N.C. AG appealing utility rate hike

Cooper

RALEIGH, N.C. (Legal Newsline) - North Carolina Attorney General Roy Cooper wants the state Supreme Court to overturn a utilities commission's decision approving a Duke Energy rate hike.

The 7 percent increase, approved earlier this year by the North Carolina Utilities Commission, is wrong for consumers and businesses, the attorney general argues.

"The economic realities faced by North Carolina consumers must be put before company profits," Cooper said in a statement Wednesday. "Hundreds of people have contacted my office to let us know they can't afford to pay much more for electricity in these tough times."

Duke Energy previously applied to the commission to request that it be allowed to increase its revenues by about $646 million.

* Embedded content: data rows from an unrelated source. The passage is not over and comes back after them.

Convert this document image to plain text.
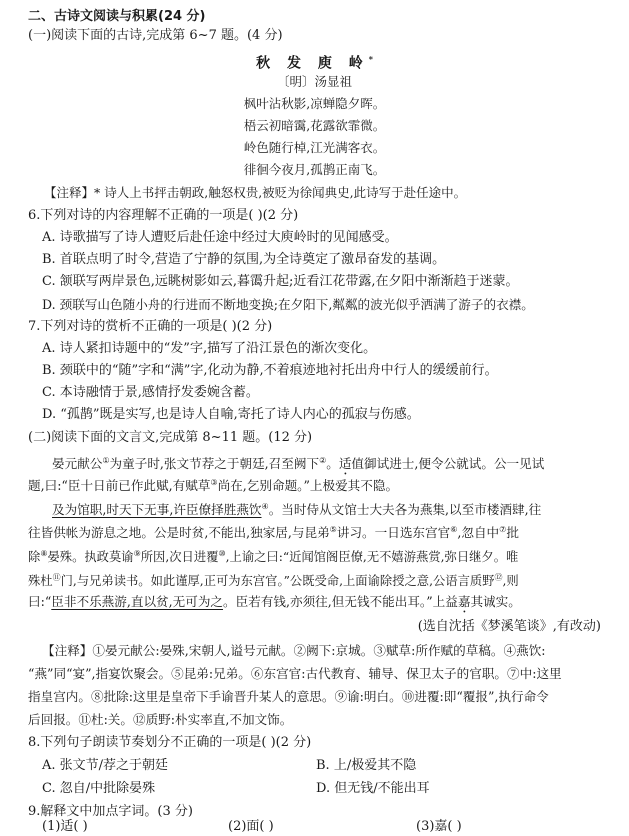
二、古诗文阅读与积累(24 分)
(一)阅读下面的古诗,完成第 6~7 题。(4 分)
秋 发 庾 岭*
〔明〕汤显祖
枫叶沾秋影,凉蝉隐夕晖。
梧云初暗霭,花露欲霏微。
岭色随行棹,江光满客衣。
徘徊今夜月,孤鹊正南飞。
【注释】* 诗人上书抨击朝政,触怒权贵,被贬为徐闻典史,此诗写于赴任途中。
6.下列对诗的内容理解不正确的一项是( )(2 分)
A. 诗歌描写了诗人遭贬后赴任途中经过大庾岭时的见闻感受。
B. 首联点明了时令,营造了宁静的氛围,为全诗奠定了激昂奋发的基调。
C. 颔联写两岸景色,远眺树影如云,暮霭升起;近看江花带露,在夕阳中渐渐趋于迷蒙。
D. 颈联写山色随小舟的行进而不断地变换;在夕阳下,粼粼的波光似乎洒满了游子的衣襟。
7.下列对诗的赏析不正确的一项是( )(2 分)
A. 诗人紧扣诗题中的“发”字,描写了沿江景色的渐次变化。
B. 颈联中的“随”字和“满”字,化动为静,不着痕迹地衬托出舟中行人的缓缓前行。
C. 本诗融情于景,感情抒发委婉含蓄。
D. “孤鹊”既是实写,也是诗人自喻,寄托了诗人内心的孤寂与伤感。
(二)阅读下面的文言文,完成第 8~11 题。(12 分)
晏元献公①为童子时,张文节荐之于朝廷,召至阙下②。适值御试进士,便令公就试。公一见试
题,曰:“臣十日前已作此赋,有赋草③尚在,乞别命题。”上极爱其不隐。
及为馆职,时天下无事,许臣僚择胜燕饮④。当时侍从文馆士大夫各为燕集,以至市楼酒肆,往
往皆供帐为游息之地。公是时贫,不能出,独家居,与昆弟⑤讲习。一日选东宫官⑥,忽自中⑦批
除⑧晏殊。执政莫谕⑨所因,次日进覆⑩,上谕之曰:“近闻馆阁臣僚,无不嬉游燕赏,弥日继夕。唯
殊杜⑪门,与兄弟读书。如此谨厚,正可为东宫官。”公既受命,上面谕除授之意,公语言质野⑫,则
曰:“臣非不乐燕游,直以贫,无可为之。臣若有钱,亦须往,但无钱不能出耳。”上益嘉其诚实。
(选自沈括《梦溪笔谈》,有改动)
【注释】①晏元献公:晏殊,宋朝人,谥号元献。②阙下:京城。③赋草:所作赋的草稿。④燕饮:
“燕”同“宴”,指宴饮聚会。⑤昆弟:兄弟。⑥东宫官:古代教育、辅导、保卫太子的官职。⑦中:这里
指皇宫内。⑧批除:这里是皇帝下手谕晋升某人的意思。⑨谕:明白。⑩进覆:即“覆报”,执行命令
后回报。⑪杜:关。⑫质野:朴实率直,不加文饰。
8.下列句子朗读节奏划分不正确的一项是( )(2 分)
A. 张文节/荐之于朝廷	B. 上/极爱其不隐
C. 忽自/中批除晏殊	D. 但无钱/不能出耳
9.解释文中加点字词。(3 分)
(1)适( )	(2)面( )	(3)嘉( )
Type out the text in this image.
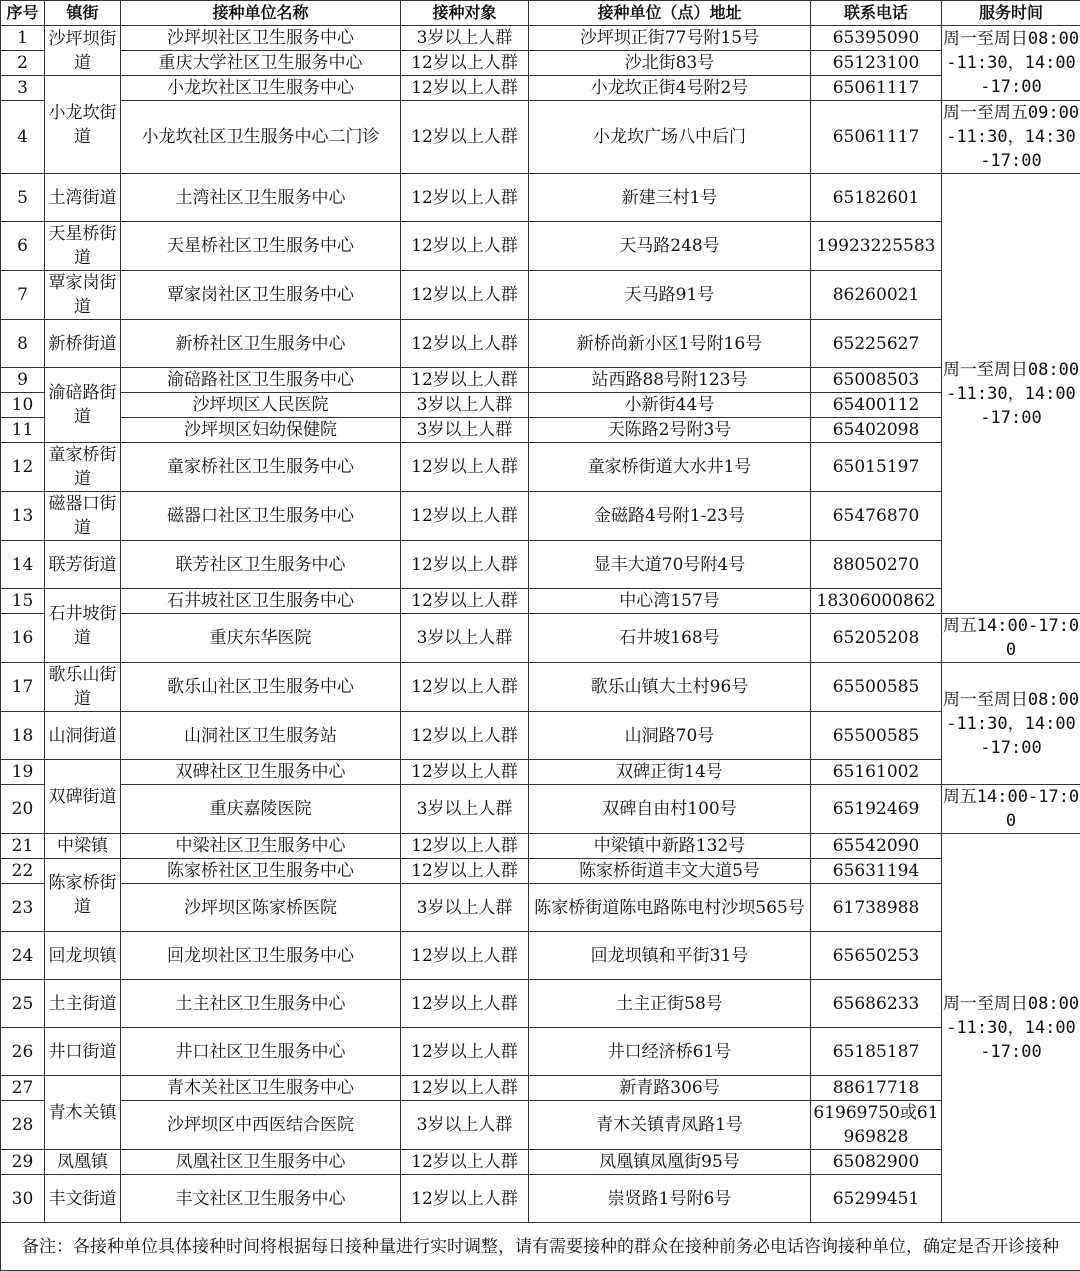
序号	镇街	接种单位名称	接种对象	接种单位（点）地址	联系电话	服务时间
1	沙坪坝街道	沙坪坝社区卫生服务中心	3岁以上人群	沙坪坝正街77号附15号	65395090	周一至周日08:00-11:30，14:00-17:00
2		重庆大学社区卫生服务中心	12岁以上人群	沙北街83号	65123100	
3	小龙坎街道	小龙坎社区卫生服务中心	12岁以上人群	小龙坎正街4号附2号	65061117	
4		小龙坎社区卫生服务中心二门诊	12岁以上人群	小龙坎广场八中后门	65061117	周一至周五09:00-11:30，14:30-17:00
5	土湾街道	土湾社区卫生服务中心	12岁以上人群	新建三村1号	65182601	周一至周日08:00-11:30，14:00-17:00
6	天星桥街道	天星桥社区卫生服务中心	12岁以上人群	天马路248号	19923225583	
7	覃家岗街道	覃家岗社区卫生服务中心	12岁以上人群	天马路91号	86260021	
8	新桥街道	新桥社区卫生服务中心	12岁以上人群	新桥尚新小区1号附16号	65225627	
9	渝碚路街道	渝碚路社区卫生服务中心	12岁以上人群	站西路88号附123号	65008503	
10		沙坪坝区人民医院	3岁以上人群	小新街44号	65400112	
11		沙坪坝区妇幼保健院	3岁以上人群	天陈路2号附3号	65402098	
12	童家桥街道	童家桥社区卫生服务中心	12岁以上人群	童家桥街道大水井1号	65015197	
13	磁器口街道	磁器口社区卫生服务中心	12岁以上人群	金磁路4号附1-23号	65476870	
14	联芳街道	联芳社区卫生服务中心	12岁以上人群	显丰大道70号附4号	88050270	
15	石井坡街道	石井坡社区卫生服务中心	12岁以上人群	中心湾157号	18306000862	
16		重庆东华医院	3岁以上人群	石井坡168号	65205208	周五14:00-17:00
17	歌乐山街道	歌乐山社区卫生服务中心	12岁以上人群	歌乐山镇大土村96号	65500585	周一至周日08:00-11:30，14:00-17:00
18	山洞街道	山洞社区卫生服务站	12岁以上人群	山洞路70号	65500585	
19	双碑街道	双碑社区卫生服务中心	12岁以上人群	双碑正街14号	65161002	
20		重庆嘉陵医院	3岁以上人群	双碑自由村100号	65192469	周五14:00-17:00
21	中梁镇	中梁社区卫生服务中心	12岁以上人群	中梁镇中新路132号	65542090	周一至周日08:00-11:30，14:00-17:00
22	陈家桥街道	陈家桥社区卫生服务中心	12岁以上人群	陈家桥街道丰文大道5号	65631194	
23		沙坪坝区陈家桥医院	3岁以上人群	陈家桥街道陈电路陈电村沙坝565号	61738988	
24	回龙坝镇	回龙坝社区卫生服务中心	12岁以上人群	回龙坝镇和平街31号	65650253	
25	土主街道	土主社区卫生服务中心	12岁以上人群	土主正街58号	65686233	
26	井口街道	井口社区卫生服务中心	12岁以上人群	井口经济桥61号	65185187	
27	青木关镇	青木关社区卫生服务中心	12岁以上人群	新青路306号	88617718	
28		沙坪坝区中西医结合医院	3岁以上人群	青木关镇青凤路1号	61969750或61969828	
29	凤凰镇	凤凰社区卫生服务中心	12岁以上人群	凤凰镇凤凰街95号	65082900	
30	丰文街道	丰文社区卫生服务中心	12岁以上人群	崇贤路1号附6号	65299451	
备注：各接种单位具体接种时间将根据每日接种量进行实时调整，请有需要接种的群众在接种前务必电话咨询接种单位，确定是否开诊接种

That originally proposed increase would have raised the average Duke customer's monthly bill by about 17 percent, or, in many cases, an extra $20 a month.

Cooper's office then intervened.

Eventually, Duke and the commission agreed to the 7 percent hike.

The attorney general's notice of appeal, filed Wednesday with the commission's Raleigh division, focuses not on whether Duke should be allowed to recover its investments, but on if it should be allowed to raise customers' rates to make a 10.5 percent shareholder profit.

"None of the cost of capital witnesses incorporated consumer economic data into their analysis, such as the impact on Duke's fixed income customers, the impact of reductions in household income in the homes of many consumers through loss of jobs or unemployment, the impact of reduced revenue on the budgets of business consumers, the impact on State agencies and ratepayers in challenging budget times and the resulting impact on taxpayers, the impact on cities, counties, and schools, or the impact on job creation," Assistant Attorney General Margaret A. Force wrote in the five-page appeal.

Cooper's office also argues that the commission's decision to grant the rate hike is not supported by evidence.

"Indeed, the overwhelming majority of the public testimony opposed a rate increase, including the rate increase set forth in the stipulation, and spoke of the burden and hardship that any rate increase would impose during these economic times," Force wrote.

Simply put, Cooper says, many families and businesses are already struggling to pay their bills "and the Court needs to take this into account."